Rocket firm Astra Space’s mission to send tiny NASA storm-monitoring satellites into orbit on Sunday failed after a second stage booster engine was shut down early in space.
The outage occurred about 10 minutes after a successful launch of Astra’s Rocket 3.3 at 1:43 PM ET (1743 GMT) from a launch pad at the Cape Canaveral Space Force Station in Florida.
“We had nominal flight in the first stage. However, the top stage motor shut down early and we didn’t launch our payloads into orbit,” said Amanda Durk Frye, Astra’s livestream commentator.
The rocket carried two small satellites designed by the Massachusetts Institute of Technology’s Lincoln Laboratory to measure moisture and precipitation in tropical storm systems. They would be the first batch of a six-satellite constellation operated by NASA, with the rest that Astra also plans to launch in the future.
Sunday’s failed mission was Astra’s second this year as the newcomer tries to get its launch operations off the ground with Rocket 3.3, a replaceable two-stage vehicle capable of launching 330 pounds (150 kg) of satellites into low Earth orbit. to lift.

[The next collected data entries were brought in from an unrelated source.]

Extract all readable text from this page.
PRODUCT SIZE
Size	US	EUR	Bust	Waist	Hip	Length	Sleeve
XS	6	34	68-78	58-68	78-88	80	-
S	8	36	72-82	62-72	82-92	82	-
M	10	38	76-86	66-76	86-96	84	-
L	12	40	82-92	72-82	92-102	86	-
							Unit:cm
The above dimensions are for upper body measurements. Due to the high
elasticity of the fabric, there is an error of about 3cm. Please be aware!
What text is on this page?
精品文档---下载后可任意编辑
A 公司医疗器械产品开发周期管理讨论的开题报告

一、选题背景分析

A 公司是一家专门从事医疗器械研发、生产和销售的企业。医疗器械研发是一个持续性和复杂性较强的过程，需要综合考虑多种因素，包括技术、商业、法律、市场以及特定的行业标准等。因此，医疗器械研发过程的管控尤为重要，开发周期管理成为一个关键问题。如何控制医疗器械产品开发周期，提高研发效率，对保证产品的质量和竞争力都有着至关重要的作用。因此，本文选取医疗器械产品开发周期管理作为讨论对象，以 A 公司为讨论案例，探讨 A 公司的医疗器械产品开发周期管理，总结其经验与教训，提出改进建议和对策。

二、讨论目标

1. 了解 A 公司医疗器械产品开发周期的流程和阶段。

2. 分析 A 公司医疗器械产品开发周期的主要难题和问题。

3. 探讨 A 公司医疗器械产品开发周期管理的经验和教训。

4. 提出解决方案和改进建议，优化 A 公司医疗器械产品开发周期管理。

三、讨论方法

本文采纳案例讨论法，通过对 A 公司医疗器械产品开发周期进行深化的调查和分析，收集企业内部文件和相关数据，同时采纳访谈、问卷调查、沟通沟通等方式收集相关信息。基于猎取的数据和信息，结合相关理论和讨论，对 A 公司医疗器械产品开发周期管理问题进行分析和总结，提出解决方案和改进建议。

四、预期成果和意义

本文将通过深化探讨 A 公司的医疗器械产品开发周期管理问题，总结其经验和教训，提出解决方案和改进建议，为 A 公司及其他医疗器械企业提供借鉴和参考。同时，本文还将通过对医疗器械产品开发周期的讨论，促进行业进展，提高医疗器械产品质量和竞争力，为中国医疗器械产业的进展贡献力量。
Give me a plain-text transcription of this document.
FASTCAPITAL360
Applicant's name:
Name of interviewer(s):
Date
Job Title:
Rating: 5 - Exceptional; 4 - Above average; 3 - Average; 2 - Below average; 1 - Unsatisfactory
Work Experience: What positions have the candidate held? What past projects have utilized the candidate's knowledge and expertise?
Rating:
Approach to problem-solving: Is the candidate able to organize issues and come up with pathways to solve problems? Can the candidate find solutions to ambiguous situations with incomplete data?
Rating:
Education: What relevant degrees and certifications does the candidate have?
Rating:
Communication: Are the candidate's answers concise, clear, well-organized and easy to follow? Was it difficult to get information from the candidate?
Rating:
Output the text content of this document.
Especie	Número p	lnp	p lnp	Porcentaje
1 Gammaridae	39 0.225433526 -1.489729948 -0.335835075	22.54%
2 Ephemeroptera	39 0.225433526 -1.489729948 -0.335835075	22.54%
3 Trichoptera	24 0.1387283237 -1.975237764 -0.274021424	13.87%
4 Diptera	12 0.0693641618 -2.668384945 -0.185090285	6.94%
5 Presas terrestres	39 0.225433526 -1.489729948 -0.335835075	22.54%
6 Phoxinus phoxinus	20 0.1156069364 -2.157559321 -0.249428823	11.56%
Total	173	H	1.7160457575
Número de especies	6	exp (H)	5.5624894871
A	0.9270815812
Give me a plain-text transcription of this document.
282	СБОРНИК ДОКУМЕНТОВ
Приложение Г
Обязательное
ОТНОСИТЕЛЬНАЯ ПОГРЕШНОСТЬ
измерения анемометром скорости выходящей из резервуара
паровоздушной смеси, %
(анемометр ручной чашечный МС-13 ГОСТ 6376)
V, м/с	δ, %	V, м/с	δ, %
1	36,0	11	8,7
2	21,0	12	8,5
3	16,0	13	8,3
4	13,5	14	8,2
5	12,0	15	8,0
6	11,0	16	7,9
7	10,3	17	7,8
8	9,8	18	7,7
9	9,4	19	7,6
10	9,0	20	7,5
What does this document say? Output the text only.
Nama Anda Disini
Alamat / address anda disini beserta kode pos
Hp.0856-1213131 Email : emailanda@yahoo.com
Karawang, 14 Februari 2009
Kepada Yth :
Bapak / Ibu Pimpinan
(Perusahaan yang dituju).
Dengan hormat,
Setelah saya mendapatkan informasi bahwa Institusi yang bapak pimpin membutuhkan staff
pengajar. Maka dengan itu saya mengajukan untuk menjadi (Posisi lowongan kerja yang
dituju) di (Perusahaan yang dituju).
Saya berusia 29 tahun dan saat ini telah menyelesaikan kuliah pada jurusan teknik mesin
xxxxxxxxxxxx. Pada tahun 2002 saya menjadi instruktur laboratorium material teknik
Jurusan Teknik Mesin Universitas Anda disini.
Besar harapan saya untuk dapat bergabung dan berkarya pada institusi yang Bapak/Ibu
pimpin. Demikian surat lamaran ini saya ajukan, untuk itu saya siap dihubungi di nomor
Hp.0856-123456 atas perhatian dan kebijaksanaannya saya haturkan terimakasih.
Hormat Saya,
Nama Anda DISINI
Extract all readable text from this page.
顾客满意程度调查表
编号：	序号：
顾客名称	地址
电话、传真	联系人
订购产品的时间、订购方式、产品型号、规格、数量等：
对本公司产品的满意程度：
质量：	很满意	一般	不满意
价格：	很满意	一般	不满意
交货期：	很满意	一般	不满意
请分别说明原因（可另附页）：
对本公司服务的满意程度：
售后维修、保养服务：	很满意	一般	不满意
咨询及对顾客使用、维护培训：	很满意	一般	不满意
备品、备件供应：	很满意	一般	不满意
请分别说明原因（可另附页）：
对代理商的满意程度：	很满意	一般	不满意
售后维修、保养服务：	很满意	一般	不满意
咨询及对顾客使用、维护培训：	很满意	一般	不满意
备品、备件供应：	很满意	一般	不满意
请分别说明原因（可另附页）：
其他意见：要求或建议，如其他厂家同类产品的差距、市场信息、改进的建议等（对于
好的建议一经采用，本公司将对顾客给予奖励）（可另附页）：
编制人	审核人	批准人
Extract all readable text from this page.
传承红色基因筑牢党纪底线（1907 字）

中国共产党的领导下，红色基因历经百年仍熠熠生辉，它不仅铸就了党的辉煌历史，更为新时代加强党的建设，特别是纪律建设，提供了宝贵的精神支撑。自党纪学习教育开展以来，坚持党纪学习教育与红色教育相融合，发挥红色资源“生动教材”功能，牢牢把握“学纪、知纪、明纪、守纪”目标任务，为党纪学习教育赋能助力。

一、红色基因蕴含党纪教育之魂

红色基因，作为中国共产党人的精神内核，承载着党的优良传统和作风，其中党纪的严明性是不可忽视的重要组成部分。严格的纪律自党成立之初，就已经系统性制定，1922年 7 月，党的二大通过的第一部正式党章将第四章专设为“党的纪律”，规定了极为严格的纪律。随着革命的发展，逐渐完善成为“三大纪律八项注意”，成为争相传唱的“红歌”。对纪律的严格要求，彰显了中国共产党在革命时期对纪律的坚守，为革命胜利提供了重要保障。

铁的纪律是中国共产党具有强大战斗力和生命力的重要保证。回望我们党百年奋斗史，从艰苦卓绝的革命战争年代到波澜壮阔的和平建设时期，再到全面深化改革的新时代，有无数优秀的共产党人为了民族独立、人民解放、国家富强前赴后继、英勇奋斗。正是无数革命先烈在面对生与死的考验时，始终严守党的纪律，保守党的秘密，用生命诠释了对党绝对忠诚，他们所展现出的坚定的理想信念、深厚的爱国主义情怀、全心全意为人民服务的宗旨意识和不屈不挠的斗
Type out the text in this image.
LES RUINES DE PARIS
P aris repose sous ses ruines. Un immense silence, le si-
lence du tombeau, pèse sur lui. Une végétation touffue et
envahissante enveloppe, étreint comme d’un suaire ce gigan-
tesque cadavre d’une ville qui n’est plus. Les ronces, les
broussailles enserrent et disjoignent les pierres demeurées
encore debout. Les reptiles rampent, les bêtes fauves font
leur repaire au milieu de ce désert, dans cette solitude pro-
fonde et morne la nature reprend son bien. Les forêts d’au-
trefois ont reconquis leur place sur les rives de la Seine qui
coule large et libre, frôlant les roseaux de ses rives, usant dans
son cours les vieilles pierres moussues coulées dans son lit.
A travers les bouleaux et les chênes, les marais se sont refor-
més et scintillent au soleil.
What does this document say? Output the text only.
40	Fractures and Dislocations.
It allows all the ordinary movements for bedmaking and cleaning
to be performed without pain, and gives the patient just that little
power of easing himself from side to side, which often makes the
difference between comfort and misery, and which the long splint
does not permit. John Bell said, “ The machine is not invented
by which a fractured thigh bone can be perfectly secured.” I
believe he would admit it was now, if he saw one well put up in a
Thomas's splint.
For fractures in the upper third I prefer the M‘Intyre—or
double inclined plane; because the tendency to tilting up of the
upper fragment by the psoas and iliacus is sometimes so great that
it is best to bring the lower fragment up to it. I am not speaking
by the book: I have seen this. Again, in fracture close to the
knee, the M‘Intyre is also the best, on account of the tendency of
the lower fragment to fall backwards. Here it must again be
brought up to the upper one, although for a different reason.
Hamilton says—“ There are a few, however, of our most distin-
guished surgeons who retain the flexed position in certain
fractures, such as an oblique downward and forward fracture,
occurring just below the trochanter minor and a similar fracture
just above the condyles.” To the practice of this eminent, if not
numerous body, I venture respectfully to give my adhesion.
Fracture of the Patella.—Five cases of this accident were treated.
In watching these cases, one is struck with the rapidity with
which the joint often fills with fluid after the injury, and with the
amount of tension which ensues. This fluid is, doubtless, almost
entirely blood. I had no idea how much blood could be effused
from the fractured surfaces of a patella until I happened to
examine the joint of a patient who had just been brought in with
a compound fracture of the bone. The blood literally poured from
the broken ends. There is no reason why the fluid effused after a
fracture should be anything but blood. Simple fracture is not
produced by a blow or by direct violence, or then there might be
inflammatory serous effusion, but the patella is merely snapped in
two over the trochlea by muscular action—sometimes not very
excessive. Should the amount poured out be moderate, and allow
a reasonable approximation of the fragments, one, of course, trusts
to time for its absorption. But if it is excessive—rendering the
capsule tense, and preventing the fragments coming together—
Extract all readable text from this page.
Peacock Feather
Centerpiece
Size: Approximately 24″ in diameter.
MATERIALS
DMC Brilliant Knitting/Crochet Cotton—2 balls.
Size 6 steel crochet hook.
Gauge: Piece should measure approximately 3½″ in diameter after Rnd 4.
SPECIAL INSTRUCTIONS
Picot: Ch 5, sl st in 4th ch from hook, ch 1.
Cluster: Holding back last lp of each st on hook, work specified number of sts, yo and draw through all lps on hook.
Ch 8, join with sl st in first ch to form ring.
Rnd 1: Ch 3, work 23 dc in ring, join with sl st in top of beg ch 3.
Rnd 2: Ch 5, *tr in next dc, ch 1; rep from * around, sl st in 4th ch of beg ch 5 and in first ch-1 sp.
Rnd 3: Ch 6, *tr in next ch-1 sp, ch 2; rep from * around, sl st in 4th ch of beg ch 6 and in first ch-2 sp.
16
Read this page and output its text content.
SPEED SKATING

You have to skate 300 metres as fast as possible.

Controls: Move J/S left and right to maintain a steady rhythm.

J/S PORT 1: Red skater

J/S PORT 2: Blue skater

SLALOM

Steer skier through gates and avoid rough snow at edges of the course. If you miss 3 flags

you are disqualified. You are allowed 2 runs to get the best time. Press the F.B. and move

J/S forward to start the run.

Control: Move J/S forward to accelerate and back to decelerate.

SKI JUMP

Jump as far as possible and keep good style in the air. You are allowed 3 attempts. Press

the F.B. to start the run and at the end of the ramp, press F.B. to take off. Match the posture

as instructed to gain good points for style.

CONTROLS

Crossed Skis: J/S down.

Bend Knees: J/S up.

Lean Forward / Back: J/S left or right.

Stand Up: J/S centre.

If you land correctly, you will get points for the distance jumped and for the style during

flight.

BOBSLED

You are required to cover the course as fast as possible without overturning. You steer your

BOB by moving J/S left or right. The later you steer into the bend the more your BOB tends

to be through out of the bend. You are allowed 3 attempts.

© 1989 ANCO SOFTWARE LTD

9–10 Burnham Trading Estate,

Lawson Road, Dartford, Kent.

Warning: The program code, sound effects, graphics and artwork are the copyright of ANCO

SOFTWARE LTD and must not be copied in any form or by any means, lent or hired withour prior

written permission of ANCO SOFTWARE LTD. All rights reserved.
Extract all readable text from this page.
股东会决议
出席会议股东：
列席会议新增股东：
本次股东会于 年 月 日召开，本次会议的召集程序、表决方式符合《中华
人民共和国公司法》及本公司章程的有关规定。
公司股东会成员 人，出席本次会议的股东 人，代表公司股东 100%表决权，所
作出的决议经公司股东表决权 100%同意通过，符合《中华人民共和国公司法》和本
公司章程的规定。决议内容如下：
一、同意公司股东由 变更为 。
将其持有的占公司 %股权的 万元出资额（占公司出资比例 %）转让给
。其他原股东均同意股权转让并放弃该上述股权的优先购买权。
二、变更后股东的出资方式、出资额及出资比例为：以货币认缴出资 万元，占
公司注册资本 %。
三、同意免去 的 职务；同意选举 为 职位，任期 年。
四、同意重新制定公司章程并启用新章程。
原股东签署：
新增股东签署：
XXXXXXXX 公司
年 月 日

Of the Astra’s seven attempts at orbit, including test missions without revenue-generating payloads, two have been successful — the first in November last year and the second in March.
NASA is partnering with emerging rocket companies to launch low-cost science payloads as a way to fuel growth in the rocket industry.
“While today’s launch with @Astra didn’t go as planned, the mission presented a great opportunity for new science and launch capabilities,” Thomas Zurbuchen, the head of NASA’s science unit overseeing the mission, wrote on Twitter.
“While we’re disappointed at this point, we know there’s value in taking risks in our overall NASA Science portfolio, because it takes innovation to lead the way.”